There is an inevitable tension between flexibility and predictability, but
certainty that people will find protection when they flee has to be of
paramount concern.
· Several other parts of the paper risk the surely
unintended effect of supporting the restrictive asylum policies of the rich. It
is quite conceivable, for example, that the hoped for linkage of broader
development concerns (at para.13 of the paper) with support to countries of
first asylum could be used to “buy out” protection
responsibilities, becoming the refugee protection equivalent of carbon
emissions trading. The corollary is that hosting large refugee populations
could become a perverse form of human rights conditionality in development aid.
It is also hard to see how those states who see no strategic interest in
supporting, for example, Iran or Pakistan, will be encouraged to devote greater
support to them for refugee protection.
· As the UNHCR paper notes, resettlement can be a useful
protection tool, especially in long-standing refugee situations. We agree. But,
as paragraph 16 of the UNHCR paper notes, there is a need for caution. The
current interest in expanding the pool of resettlement countries may not aid
responsibility-sharing. The United Kingdom interest in becoming a resettlement
country is closely linked with its desire to reduce the number of refugees
seeking asylum there. The Home Secretary has openly stated that he desires a quid
pro quo: the greater the number of
asylum-seekers, the fewer refugees will be taken under a resettlement quota.

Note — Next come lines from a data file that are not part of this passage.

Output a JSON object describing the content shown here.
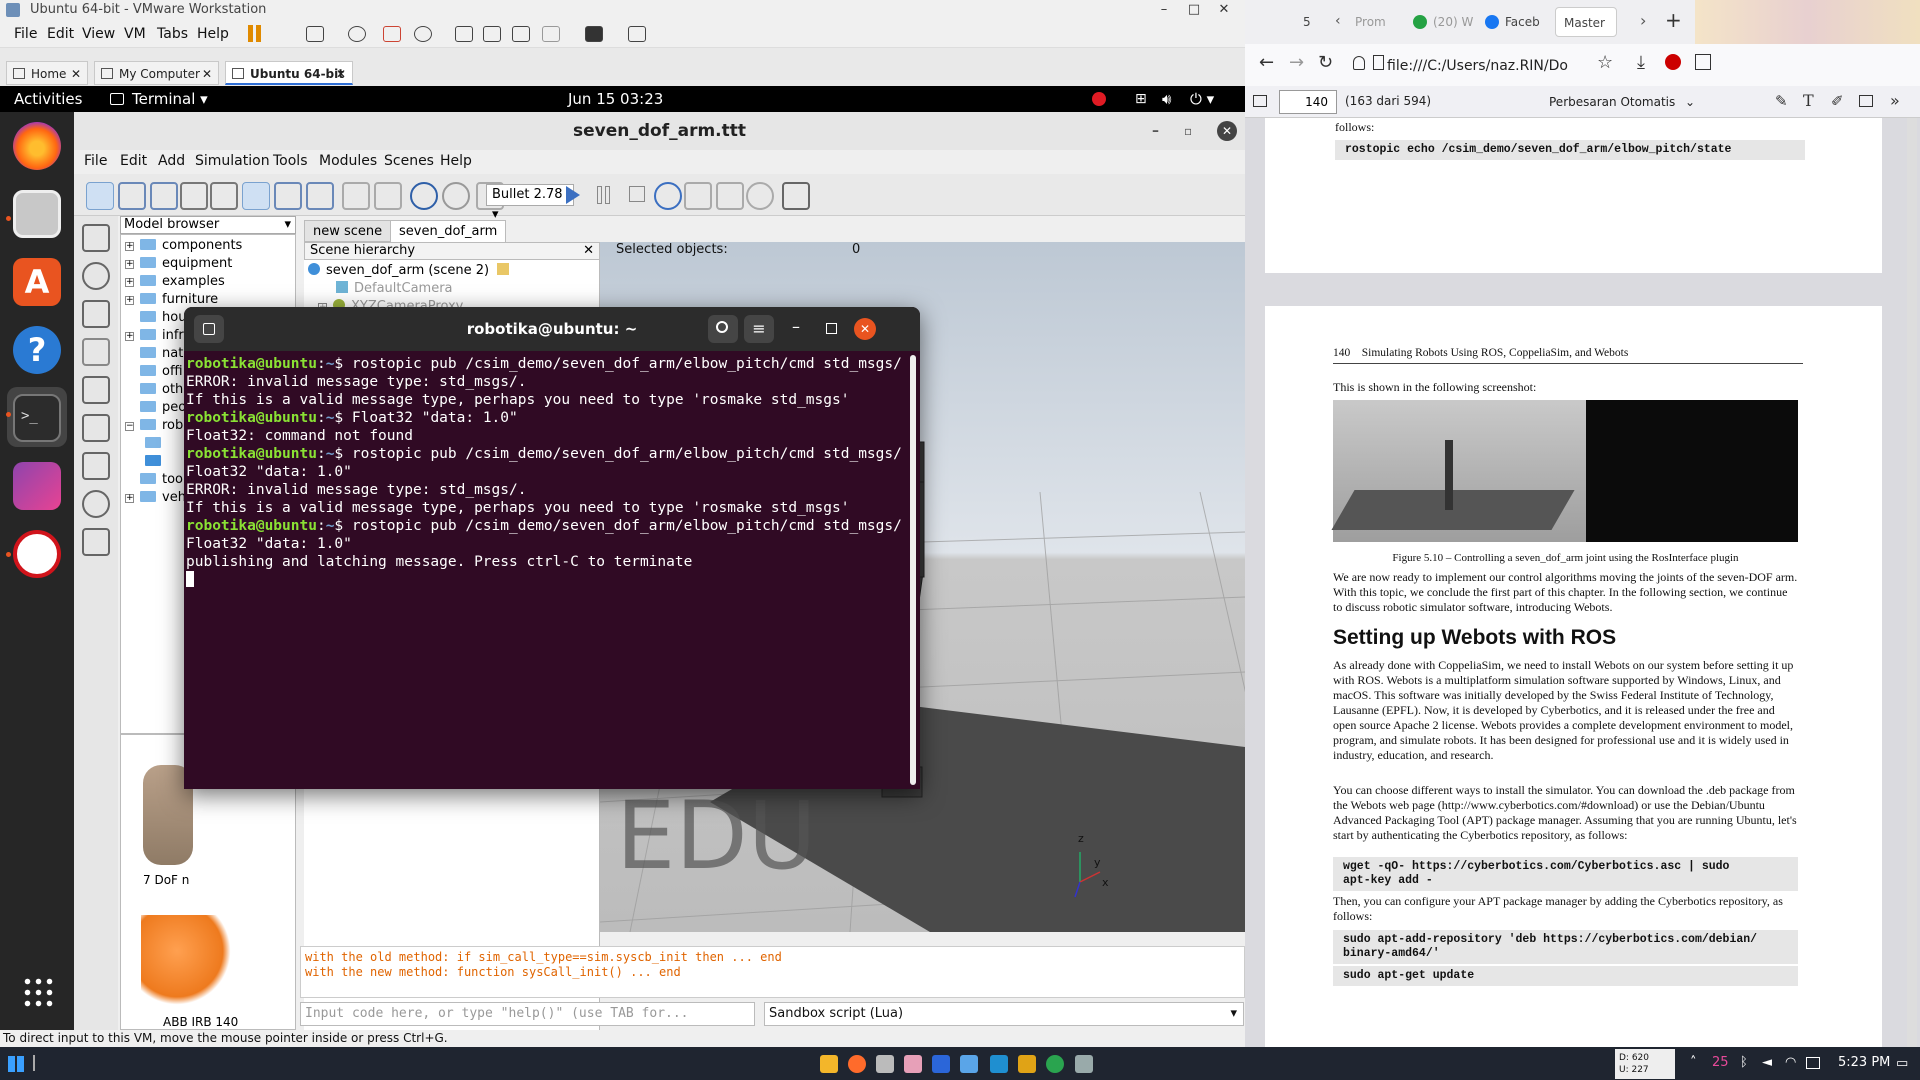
{
  "vmware": {
    "title": "Ubuntu 64-bit - VMware Workstation",
    "menu": [
      "File",
      "Edit",
      "View",
      "VM",
      "Tabs",
      "Help"
    ],
    "tabs": [
      {
        "label": "Home"
      },
      {
        "label": "My Computer"
      },
      {
        "label": "Ubuntu 64-bit"
      }
    ],
    "status_hint": "To direct input to this VM, move the mouse pointer inside or press Ctrl+G."
  },
  "ubuntu": {
    "activities": "Activities",
    "app_menu": "Terminal ▾",
    "clock": "Jun 15  03:23"
  },
  "coppelia": {
    "window_title": "seven_dof_arm.ttt",
    "menu": [
      "File",
      "Edit",
      "Add",
      "Simulation",
      "Tools",
      "Modules",
      "Scenes",
      "Help"
    ],
    "physics_engine": "Bullet 2.78",
    "model_browser": {
      "header": "Model browser",
      "items": [
        "components",
        "equipment",
        "examples",
        "furniture",
        "hou",
        "infr",
        "natu",
        "offi",
        "oth",
        "peo",
        "rob",
        "",
        "too",
        "veh"
      ],
      "thumbs": [
        {
          "label": "7 DoF n"
        },
        {
          "label": "ABB IRB 140"
        }
      ]
    },
    "scene_tabs": [
      "new scene",
      "seven_dof_arm"
    ],
    "scene_hierarchy": {
      "header": "Scene hierarchy",
      "items": [
        "seven_dof_arm (scene 2)",
        "DefaultCamera",
        "XYZCameraProxy"
      ]
    },
    "selected_objects_label": "Selected objects:",
    "selected_objects_count": "0",
    "watermark": "EDU",
    "console_lines": [
      "with the old method: if sim_call_type==sim.syscb_init then ... end",
      "with the new method: function sysCall_init() ... end"
    ],
    "input_placeholder": "Input code here, or type \"help()\" (use TAB for...",
    "script_selector": "Sandbox script (Lua)"
  },
  "terminal": {
    "title": "robotika@ubuntu: ~",
    "prompt_user": "robotika@ubuntu",
    "prompt_path": "~",
    "lines": [
      {
        "type": "cmd",
        "text": "rostopic pub /csim_demo/seven_dof_arm/elbow_pitch/cmd std_msgs/"
      },
      {
        "type": "out",
        "text": "ERROR: invalid message type: std_msgs/."
      },
      {
        "type": "out",
        "text": "If this is a valid message type, perhaps you need to type 'rosmake std_msgs'"
      },
      {
        "type": "cmd",
        "text": "Float32 \"data: 1.0\""
      },
      {
        "type": "out",
        "text": "Float32: command not found"
      },
      {
        "type": "cmd",
        "text": "rostopic pub /csim_demo/seven_dof_arm/elbow_pitch/cmd std_msgs/ Float32 \"data: 1.0\""
      },
      {
        "type": "out",
        "text": "ERROR: invalid message type: std_msgs/."
      },
      {
        "type": "out",
        "text": "If this is a valid message type, perhaps you need to type 'rosmake std_msgs'"
      },
      {
        "type": "cmd",
        "text": "rostopic pub /csim_demo/seven_dof_arm/elbow_pitch/cmd std_msgs/Float32 \"data: 1.0\""
      },
      {
        "type": "out",
        "text": "publishing and latching message. Press ctrl-C to terminate"
      }
    ]
  },
  "firefox": {
    "tabs": [
      {
        "label": "5"
      },
      {
        "label": "Prom"
      },
      {
        "label": "(20) W"
      },
      {
        "label": "Faceb"
      },
      {
        "label": "Master"
      }
    ],
    "url": "file:///C:/Users/naz.RIN/Do",
    "pdf": {
      "page_input": "140",
      "page_count": "(163 dari 594)",
      "zoom": "Perbesaran Otomatis",
      "prev_page": {
        "follows": "follows:",
        "code": "rostopic echo /csim_demo/seven_dof_arm/elbow_pitch/state"
      },
      "page": {
        "header_num": "140",
        "header_title": "Simulating Robots Using ROS, CoppeliaSim, and Webots",
        "shown": "This is shown in the following screenshot:",
        "caption": "Figure 5.10 – Controlling a seven_dof_arm joint using the RosInterface plugin",
        "para1": "We are now ready to implement our control algorithms moving the joints of the seven-DOF arm. With this topic, we conclude the first part of this chapter. In the following section, we continue to discuss robotic simulator software, introducing Webots.",
        "heading": "Setting up Webots with ROS",
        "para2": "As already done with CoppeliaSim, we need to install Webots on our system before setting it up with ROS. Webots is a multiplatform simulation software supported by Windows, Linux, and macOS. This software was initially developed by the Swiss Federal Institute of Technology, Lausanne (EPFL). Now, it is developed by Cyberbotics, and it is released under the free and open source Apache 2 license. Webots provides a complete development environment to model, program, and simulate robots. It has been designed for professional use and it is widely used in industry, education, and research.",
        "para3": "You can choose different ways to install the simulator. You can download the .deb package from the Webots web page (http://www.cyberbotics.com/#download) or use the Debian/Ubuntu Advanced Packaging Tool (APT) package manager. Assuming that you are running Ubuntu, let's start by authenticating the Cyberbotics repository, as follows:",
        "code1": "wget -qO- https://cyberbotics.com/Cyberbotics.asc | sudo\napt-key add -",
        "para4": "Then, you can configure your APT package manager by adding the Cyberbotics repository, as follows:",
        "code2": "sudo apt-add-repository 'deb https://cyberbotics.com/debian/\nbinary-amd64/'",
        "code3": "sudo apt-get update"
      }
    }
  },
  "taskbar": {
    "net_down": "D: 620",
    "net_up": "U: 227",
    "temp": "25",
    "time": "5:23 PM"
  },
  "colors": {
    "terminal_bg": "#300a24",
    "prompt_user": "#8ae234",
    "prompt_path": "#729fcf",
    "console_text": "#e06400"
  }
}
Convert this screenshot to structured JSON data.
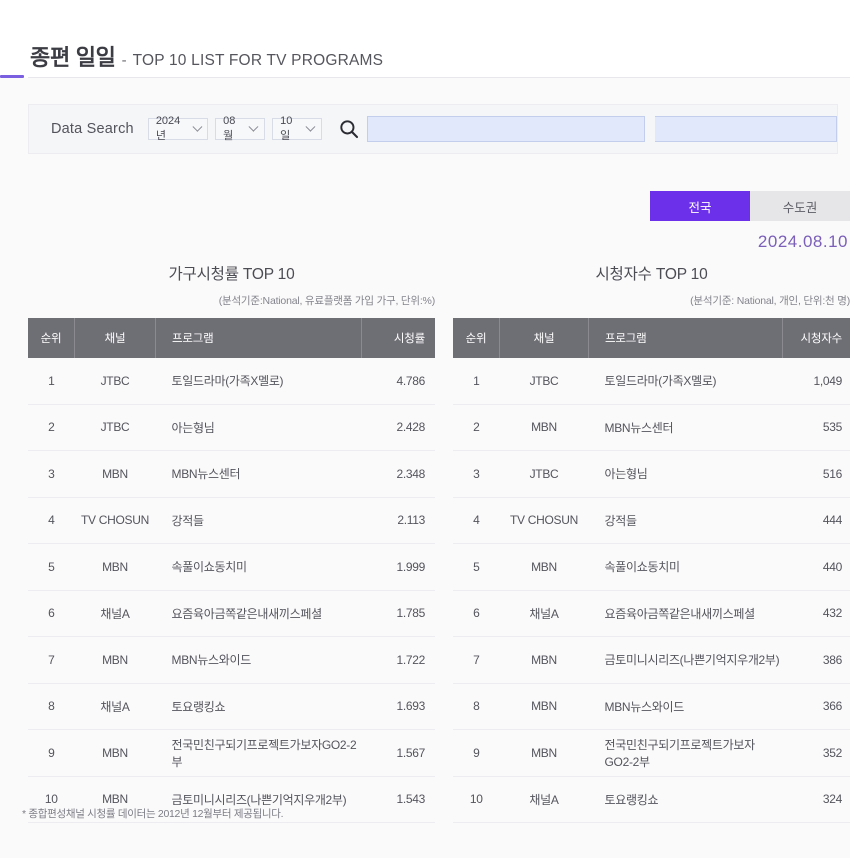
{
  "header": {
    "title_ko": "종편 일일",
    "title_dash": "-",
    "title_en": "TOP 10 LIST FOR TV PROGRAMS"
  },
  "search": {
    "label": "Data Search",
    "year": "2024년",
    "month": "08월",
    "day": "10일",
    "search_icon": "search-icon",
    "keyword_value": "",
    "keyword_placeholder": ""
  },
  "region": {
    "tabs": [
      {
        "label": "전국",
        "active": true
      },
      {
        "label": "수도권",
        "active": false
      }
    ],
    "active_color": "#6d30ea",
    "inactive_color": "#e6e6e8"
  },
  "date_label": "2024.08.10",
  "tables": [
    {
      "title": "가구시청률 TOP 10",
      "subtitle": "(분석기준:National, 유료플랫폼 가입 가구, 단위:%)",
      "columns": [
        "순위",
        "채널",
        "프로그램",
        "시청률"
      ],
      "rows": [
        {
          "rank": "1",
          "channel": "JTBC",
          "program": "토일드라마(가족X멜로)",
          "value": "4.786"
        },
        {
          "rank": "2",
          "channel": "JTBC",
          "program": "아는형님",
          "value": "2.428"
        },
        {
          "rank": "3",
          "channel": "MBN",
          "program": "MBN뉴스센터",
          "value": "2.348"
        },
        {
          "rank": "4",
          "channel": "TV CHOSUN",
          "program": "강적들",
          "value": "2.113"
        },
        {
          "rank": "5",
          "channel": "MBN",
          "program": "속풀이쇼동치미",
          "value": "1.999"
        },
        {
          "rank": "6",
          "channel": "채널A",
          "program": "요즘육아금쪽같은내새끼스페셜",
          "value": "1.785"
        },
        {
          "rank": "7",
          "channel": "MBN",
          "program": "MBN뉴스와이드",
          "value": "1.722"
        },
        {
          "rank": "8",
          "channel": "채널A",
          "program": "토요랭킹쇼",
          "value": "1.693"
        },
        {
          "rank": "9",
          "channel": "MBN",
          "program": "전국민친구되기프로젝트가보자GO2-2부",
          "value": "1.567"
        },
        {
          "rank": "10",
          "channel": "MBN",
          "program": "금토미니시리즈(나쁜기억지우개2부)",
          "value": "1.543"
        }
      ]
    },
    {
      "title": "시청자수 TOP 10",
      "subtitle": "(분석기준: National, 개인, 단위:천 명)",
      "columns": [
        "순위",
        "채널",
        "프로그램",
        "시청자수"
      ],
      "rows": [
        {
          "rank": "1",
          "channel": "JTBC",
          "program": "토일드라마(가족X멜로)",
          "value": "1,049"
        },
        {
          "rank": "2",
          "channel": "MBN",
          "program": "MBN뉴스센터",
          "value": "535"
        },
        {
          "rank": "3",
          "channel": "JTBC",
          "program": "아는형님",
          "value": "516"
        },
        {
          "rank": "4",
          "channel": "TV CHOSUN",
          "program": "강적들",
          "value": "444"
        },
        {
          "rank": "5",
          "channel": "MBN",
          "program": "속풀이쇼동치미",
          "value": "440"
        },
        {
          "rank": "6",
          "channel": "채널A",
          "program": "요즘육아금쪽같은내새끼스페셜",
          "value": "432"
        },
        {
          "rank": "7",
          "channel": "MBN",
          "program": "금토미니시리즈(나쁜기억지우개2부)",
          "value": "386"
        },
        {
          "rank": "8",
          "channel": "MBN",
          "program": "MBN뉴스와이드",
          "value": "366"
        },
        {
          "rank": "9",
          "channel": "MBN",
          "program": "전국민친구되기프로젝트가보자GO2-2부",
          "value": "352"
        },
        {
          "rank": "10",
          "channel": "채널A",
          "program": "토요랭킹쇼",
          "value": "324"
        }
      ]
    }
  ],
  "footnote": "* 종합편성채널 시청률 데이터는 2012년 12월부터 제공됩니다.",
  "chart_data": {
    "type": "table",
    "title": "종편 일일 - TOP 10 LIST FOR TV PROGRAMS",
    "date": "2024.08.10",
    "region": "전국",
    "tables": [
      {
        "title": "가구시청률 TOP 10",
        "unit": "%",
        "basis": "National, 유료플랫폼 가입 가구",
        "categories": [
          "토일드라마(가족X멜로)",
          "아는형님",
          "MBN뉴스센터",
          "강적들",
          "속풀이쇼동치미",
          "요즘육아금쪽같은내새끼스페셜",
          "MBN뉴스와이드",
          "토요랭킹쇼",
          "전국민친구되기프로젝트가보자GO2-2부",
          "금토미니시리즈(나쁜기억지우개2부)"
        ],
        "values": [
          4.786,
          2.428,
          2.348,
          2.113,
          1.999,
          1.785,
          1.722,
          1.693,
          1.567,
          1.543
        ],
        "channels": [
          "JTBC",
          "JTBC",
          "MBN",
          "TV CHOSUN",
          "MBN",
          "채널A",
          "MBN",
          "채널A",
          "MBN",
          "MBN"
        ]
      },
      {
        "title": "시청자수 TOP 10",
        "unit": "천 명",
        "basis": "National, 개인",
        "categories": [
          "토일드라마(가족X멜로)",
          "MBN뉴스센터",
          "아는형님",
          "강적들",
          "속풀이쇼동치미",
          "요즘육아금쪽같은내새끼스페셜",
          "금토미니시리즈(나쁜기억지우개2부)",
          "MBN뉴스와이드",
          "전국민친구되기프로젝트가보자GO2-2부",
          "토요랭킹쇼"
        ],
        "values": [
          1049,
          535,
          516,
          444,
          440,
          432,
          386,
          366,
          352,
          324
        ],
        "channels": [
          "JTBC",
          "MBN",
          "JTBC",
          "TV CHOSUN",
          "MBN",
          "채널A",
          "MBN",
          "MBN",
          "MBN",
          "채널A"
        ]
      }
    ]
  }
}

The paragraph 17 recommendation should include a reference to the need for
resettlement programmes not to prejudice the rights of refugees seeking asylum.
· The UK proposals highlight another problem for
responsibility-sharing agreement, upon which the UNHCR paper is tactfully
silent. The layer upon layer of immigration control, in particular visa
regimes, carriers sanctions, safe third country policies, interception and
detention, which has been built up over the past decade or so is expressly
anti-responsibility sharing. Will the rich be encouraged to dismantle these
layers of control? There is little on the horizon to encourage us. The European
Union’s much-vaunted High Level Working Group Action Plans (which include
Afghanistan), self-consciously supposed to provide a comprehensive response to
displacement, contain concrete proposals on the “easy” areas of
immigration control aimed at restricting the movement of refugees, only with
rather vaguer, longer-term, suggestions about aid to regions affected by
displacement.
· People fleeing in a mass influx will, by definition,
have experienced a series of deeply traumatic events leading to flight. Flight
itself is a traumatic experience. A responsibility-sharing mechanism will have
to include medical aid to countries of first asylum, providing for both
physical and mental health needs. The latter is especially important if
refugees are to receive information- a key protection issue not covered in
these consultations- and to process it effectively, as trauma and continuing
anxiety blocks retention of information.
· Thailand asserted yesterday that voluntary
repatriation is the lack of an objection by the refugee to repatriation. We
disagree. Under this agenda item, if physical transfer of refugees is
envisaged, under an evacuation programme or other form of responsibility-sharing,
then the informed consent of the
person concerned must be obtained in order to create a “double voluntary
action” between receiving state and refugee. Informed consent means that
information should be given to refugees about their possible legal status in
the receiving state.
· In no circumstances should families be separated by
transfer. If they are, then reunification should be facilitated as soon as
possible.
· Finally, states can share responsibility for refugees by honouring the right of people to return to their countries of origin. In the context of mass displacement, this right finds concrete expression in the 1995 Dayton Accords. The right to return places an onus on the country of origin to facilitate return of its citizens and on the international community to find solutions to crises causing displacement.